In [None]:
# remember to pip install any of these that you need. seaborn and pingouin, I think, right?

import pandas as pd
import seaborn as sns
import pingouin as pg
from matplotlib import pyplot as plt

import warnings
warnings.filterwarnings('ignore')

# Experiment 1

In [None]:
df_Ex1 = pd.read_csv('https://raw.githubusercontent.com/ethanweed/ExPsyLing/master/Notebooks/ANOVA/data_Experiment_1.csv')
#df_Ex1 = df_Ex1[df_Ex1['duration'] < 1296.708]
df_Ex1.head()

In [None]:
ax = sns.pointplot(data = df_Ex1, x = 'soa_condition', y = 'duration', hue = 'congruence')  # make the plot
ax.set(xlabel='Stimulus Onset Asynchrony', ylabel='RT (milliseconds)')                  # give the axes more understandable labels
plt.legend(frameon = False)                                                             # remove the box and move the legend so it doesn't obscure the data
sns.despine()

In [None]:
df_Ex1_agg = df_Ex1.groupby(['ID', 'congruence', 'soa_condition']).mean().reset_index()    # get aggregated data (RT means per participant per condition)
df_Ex1_agg

In [None]:
order = ['short', 'long']  
ax = sns.boxplot(data = df_Ex1_agg, x = 'soa_condition', y = 'duration', hue = 'congruence', order=order)  # make the plot
ax.set(xlabel='Stimulus Onset Asynchrony', ylabel='RT (milliseconds)')                  # give the axes more understandable labels
plt.legend(frameon = False)                                                             # remove the box and move the legend so it doesn't obscure the data
sns.despine()   

In [None]:
Q1 = df_Ex1_agg['duration'].quantile(0.25)
Q3 = df_Ex1_agg['duration'].quantile(0.75)
    
IQR = Q3 - Q1

print('Q1:', Q1)
print('Q3:', Q3)
print('IQR:', IQR)
print('Outliers:', Q1 - (1.5 * IQR), Q3 + (1.5 * IQR))

In [None]:

short_cong = df_Ex1_agg.loc[((df_Ex1_agg['soa_condition'] == 'short') & (df_Ex1_agg['congruence'] == 'congruent'))]['duration']
short_incong = df_Ex1_agg.loc[((df_Ex1_agg['soa_condition'] == 'short') & (df_Ex1_agg['congruence'] == 'incongruent'))]['duration']

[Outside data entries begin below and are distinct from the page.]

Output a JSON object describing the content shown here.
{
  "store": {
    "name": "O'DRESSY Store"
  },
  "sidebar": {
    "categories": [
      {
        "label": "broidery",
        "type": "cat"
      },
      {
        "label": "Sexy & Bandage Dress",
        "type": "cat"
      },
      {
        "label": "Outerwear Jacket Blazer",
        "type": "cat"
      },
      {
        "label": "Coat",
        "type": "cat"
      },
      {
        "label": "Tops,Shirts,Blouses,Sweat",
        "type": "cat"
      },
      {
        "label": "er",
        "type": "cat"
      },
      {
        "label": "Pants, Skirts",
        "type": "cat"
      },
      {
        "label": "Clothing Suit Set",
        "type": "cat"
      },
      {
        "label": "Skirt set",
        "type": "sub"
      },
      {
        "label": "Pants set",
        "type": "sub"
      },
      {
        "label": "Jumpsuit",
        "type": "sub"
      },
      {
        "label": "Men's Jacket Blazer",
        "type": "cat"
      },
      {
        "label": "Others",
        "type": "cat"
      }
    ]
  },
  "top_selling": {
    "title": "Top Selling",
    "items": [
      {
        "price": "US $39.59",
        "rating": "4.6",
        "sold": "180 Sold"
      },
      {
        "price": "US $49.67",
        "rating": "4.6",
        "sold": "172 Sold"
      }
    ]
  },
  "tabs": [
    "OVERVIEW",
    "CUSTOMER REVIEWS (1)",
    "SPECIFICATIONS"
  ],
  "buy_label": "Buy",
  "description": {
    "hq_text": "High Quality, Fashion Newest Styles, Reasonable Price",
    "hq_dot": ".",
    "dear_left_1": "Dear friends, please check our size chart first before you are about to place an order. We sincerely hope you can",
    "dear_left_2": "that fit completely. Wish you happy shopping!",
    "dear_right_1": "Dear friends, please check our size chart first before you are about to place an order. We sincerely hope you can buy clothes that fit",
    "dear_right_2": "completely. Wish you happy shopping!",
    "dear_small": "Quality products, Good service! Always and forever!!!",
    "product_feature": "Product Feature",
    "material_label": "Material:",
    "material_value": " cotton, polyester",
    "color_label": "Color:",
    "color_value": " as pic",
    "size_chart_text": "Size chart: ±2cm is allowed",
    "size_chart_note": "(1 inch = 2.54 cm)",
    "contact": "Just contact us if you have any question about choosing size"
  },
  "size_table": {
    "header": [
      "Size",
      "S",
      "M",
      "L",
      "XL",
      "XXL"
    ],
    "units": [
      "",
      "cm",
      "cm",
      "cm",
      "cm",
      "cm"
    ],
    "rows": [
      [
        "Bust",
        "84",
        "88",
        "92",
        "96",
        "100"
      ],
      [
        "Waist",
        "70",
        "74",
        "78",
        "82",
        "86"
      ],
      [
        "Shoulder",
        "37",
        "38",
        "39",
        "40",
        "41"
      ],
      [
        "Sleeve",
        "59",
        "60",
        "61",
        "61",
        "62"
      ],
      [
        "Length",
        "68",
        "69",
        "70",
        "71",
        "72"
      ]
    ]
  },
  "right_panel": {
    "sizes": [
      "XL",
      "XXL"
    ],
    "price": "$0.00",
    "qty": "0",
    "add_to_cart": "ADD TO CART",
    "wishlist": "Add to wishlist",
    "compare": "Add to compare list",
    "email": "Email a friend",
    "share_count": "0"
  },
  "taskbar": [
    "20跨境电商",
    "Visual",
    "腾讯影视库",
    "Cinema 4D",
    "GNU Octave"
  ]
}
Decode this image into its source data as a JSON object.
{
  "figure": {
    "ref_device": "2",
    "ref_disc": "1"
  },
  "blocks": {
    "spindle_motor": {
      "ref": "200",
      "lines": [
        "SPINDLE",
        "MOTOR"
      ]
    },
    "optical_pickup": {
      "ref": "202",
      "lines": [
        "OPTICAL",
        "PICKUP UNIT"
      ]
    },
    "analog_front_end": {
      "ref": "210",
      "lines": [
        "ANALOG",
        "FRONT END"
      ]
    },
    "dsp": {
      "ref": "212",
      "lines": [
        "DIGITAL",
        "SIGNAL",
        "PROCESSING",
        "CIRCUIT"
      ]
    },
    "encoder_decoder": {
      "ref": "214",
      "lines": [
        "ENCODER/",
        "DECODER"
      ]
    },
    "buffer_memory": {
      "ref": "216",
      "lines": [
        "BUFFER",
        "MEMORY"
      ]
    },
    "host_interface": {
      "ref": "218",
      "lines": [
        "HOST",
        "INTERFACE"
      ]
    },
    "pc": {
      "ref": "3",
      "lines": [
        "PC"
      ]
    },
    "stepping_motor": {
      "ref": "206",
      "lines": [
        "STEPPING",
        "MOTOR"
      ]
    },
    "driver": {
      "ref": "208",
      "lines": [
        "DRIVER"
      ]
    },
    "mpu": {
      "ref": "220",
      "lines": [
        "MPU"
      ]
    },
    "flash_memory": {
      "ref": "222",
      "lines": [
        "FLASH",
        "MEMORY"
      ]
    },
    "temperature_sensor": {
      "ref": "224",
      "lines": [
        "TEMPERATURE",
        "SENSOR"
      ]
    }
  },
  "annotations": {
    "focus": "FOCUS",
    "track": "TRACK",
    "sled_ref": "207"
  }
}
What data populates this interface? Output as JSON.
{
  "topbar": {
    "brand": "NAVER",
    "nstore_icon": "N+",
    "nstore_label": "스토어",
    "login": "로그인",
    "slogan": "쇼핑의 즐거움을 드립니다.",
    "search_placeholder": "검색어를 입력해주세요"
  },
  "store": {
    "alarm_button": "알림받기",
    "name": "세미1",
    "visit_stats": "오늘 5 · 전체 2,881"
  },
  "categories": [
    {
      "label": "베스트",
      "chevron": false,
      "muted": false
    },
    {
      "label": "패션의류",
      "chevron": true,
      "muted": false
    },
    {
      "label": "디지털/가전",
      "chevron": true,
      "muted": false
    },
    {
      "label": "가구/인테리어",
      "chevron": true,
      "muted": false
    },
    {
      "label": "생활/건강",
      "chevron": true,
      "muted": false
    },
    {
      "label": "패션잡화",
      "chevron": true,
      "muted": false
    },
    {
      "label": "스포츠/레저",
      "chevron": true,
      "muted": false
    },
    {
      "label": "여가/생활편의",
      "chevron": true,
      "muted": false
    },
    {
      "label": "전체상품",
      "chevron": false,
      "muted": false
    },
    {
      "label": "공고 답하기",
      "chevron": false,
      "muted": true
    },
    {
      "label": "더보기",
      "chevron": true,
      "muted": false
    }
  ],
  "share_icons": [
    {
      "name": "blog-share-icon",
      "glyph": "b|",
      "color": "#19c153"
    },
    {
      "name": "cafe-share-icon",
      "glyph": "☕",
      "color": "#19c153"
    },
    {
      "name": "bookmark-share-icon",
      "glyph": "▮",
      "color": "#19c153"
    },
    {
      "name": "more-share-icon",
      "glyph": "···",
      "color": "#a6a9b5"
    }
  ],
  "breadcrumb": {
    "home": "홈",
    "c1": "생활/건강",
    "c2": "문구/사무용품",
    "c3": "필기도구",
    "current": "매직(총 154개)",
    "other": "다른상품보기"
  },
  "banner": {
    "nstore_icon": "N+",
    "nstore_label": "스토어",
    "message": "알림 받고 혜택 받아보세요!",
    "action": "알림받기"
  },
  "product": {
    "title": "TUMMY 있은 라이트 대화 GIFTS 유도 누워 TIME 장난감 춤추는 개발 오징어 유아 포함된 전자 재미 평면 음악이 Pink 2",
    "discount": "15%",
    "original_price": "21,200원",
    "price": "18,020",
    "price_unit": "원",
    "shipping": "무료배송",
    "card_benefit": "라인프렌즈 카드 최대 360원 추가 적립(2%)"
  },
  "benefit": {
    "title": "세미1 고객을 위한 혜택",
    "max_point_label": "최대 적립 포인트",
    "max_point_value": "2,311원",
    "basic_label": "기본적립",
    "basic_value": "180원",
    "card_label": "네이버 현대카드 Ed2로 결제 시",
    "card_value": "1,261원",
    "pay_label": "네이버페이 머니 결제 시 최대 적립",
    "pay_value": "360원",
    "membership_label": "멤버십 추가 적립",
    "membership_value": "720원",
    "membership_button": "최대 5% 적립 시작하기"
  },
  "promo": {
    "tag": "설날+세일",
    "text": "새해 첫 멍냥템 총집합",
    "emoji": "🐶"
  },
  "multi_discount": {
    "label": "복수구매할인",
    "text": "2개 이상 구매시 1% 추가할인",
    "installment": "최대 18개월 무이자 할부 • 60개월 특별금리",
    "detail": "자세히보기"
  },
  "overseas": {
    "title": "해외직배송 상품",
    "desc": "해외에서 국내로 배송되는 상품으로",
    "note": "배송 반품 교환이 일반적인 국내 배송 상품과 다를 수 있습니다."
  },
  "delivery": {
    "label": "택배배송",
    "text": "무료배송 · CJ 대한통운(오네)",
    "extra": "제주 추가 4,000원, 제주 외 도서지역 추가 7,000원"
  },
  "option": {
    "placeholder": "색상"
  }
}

print('congruent:', short_cong.mean())
print('incongruent:', short_incong.mean())
print('difference:', short_incong.mean() - short_cong.mean())

pg.ttest(short_cong, short_incong, paired=True)


In [None]:
ax = sns.pointplot(data = df_Ex1, x = 'soa_condition', y = 'duration', hue = 'congruence')  # make the plot
ax.set(xlabel='Stimulus Onset Asynchrony', ylabel='RT (milliseconds)')                  # give the axes more understandable labels
plt.legend(frameon = False)                                                             # remove the box and move the legend so it doesn't obscure the data
sns.despine()

In [None]:
# Family-wise error rate

alpha = 0.05
number_of_compairisons = 1

fwer = 1-((1-alpha)**number_of_compairisons)
print('Family-wise error rate:', round(fwer, 4))

In [None]:
# Repeated-measures ANOVA
# Note! pg.rm_anova wants the FULL dataset, not the aggregated one!

pg.rm_anova(data=df_Ex1, dv='duration', within=['congruence', 'soa_condition'], subject='ID').round(2)

We conducted a repeated-measures 2-way analysis of variance. There was a significant main effect of congruence (F(1,30) = 12.18, p = 0.0001). There was no main effect of soa length (F(1,30) = 0.23, p = 0.63). There was a significant interaction between congruence and soa length (F(1,30 = 8.26, p = 0.01)).

# Experiment 2

In [None]:
import pandas as pd
import seaborn as sns
import pingouin as pg
from matplotlib import pyplot as plt

import warnings
warnings.filterwarnings('ignore')

In [None]:
df_Ex2 = pd.read_csv('https://raw.githubusercontent.com/ethanweed/ExPsyLing/master/Notebooks/ANOVA/data_Experiment_2.csv')
df_Ex2.head()

In [None]:
# some preprocessing

df = df_Ex2[df_Ex2['sender'] == 'Stimulus']                         # get only rows with RT data
df = df[df['correct'] == True]                                      # get only correct responses

data = df[['sender', 'url', 'duration', 'condition']].copy()        # get only the columns we need

data = data[data['condition'] != 'Filler']                          # remove filler trials

data = data[data['duration'] < 2000]                                # remove outliers

data_agg = data.groupby(['url', 'condition']).mean().reset_index()    # get aggregated data (RT means per participant per condition)


data_agg.head()

In [None]:
# plot the data

order = ['Nonword', 'Unrelated', 'Related']
sns.pointplot(data = data_agg, x='condition', y = 'duration', order=order)
sns.stripplot(data = data_agg, x='condition', y = 'duration', order=order)

In [None]:
# remember, pingouin wants the full dataset for ANOVA
pg.rm_anova(data = XXX, dv = XXX, within = XXX, subject = XXX)

In [None]:
# we need the aggregated dataset for t-tests
related = data_agg[data_agg['condition'] == 'Related']['duration']
unrelated = data_agg[data_agg['condition'] == 'Unrelated']['duration']

pg.ttest(related, unrelated, paired=True)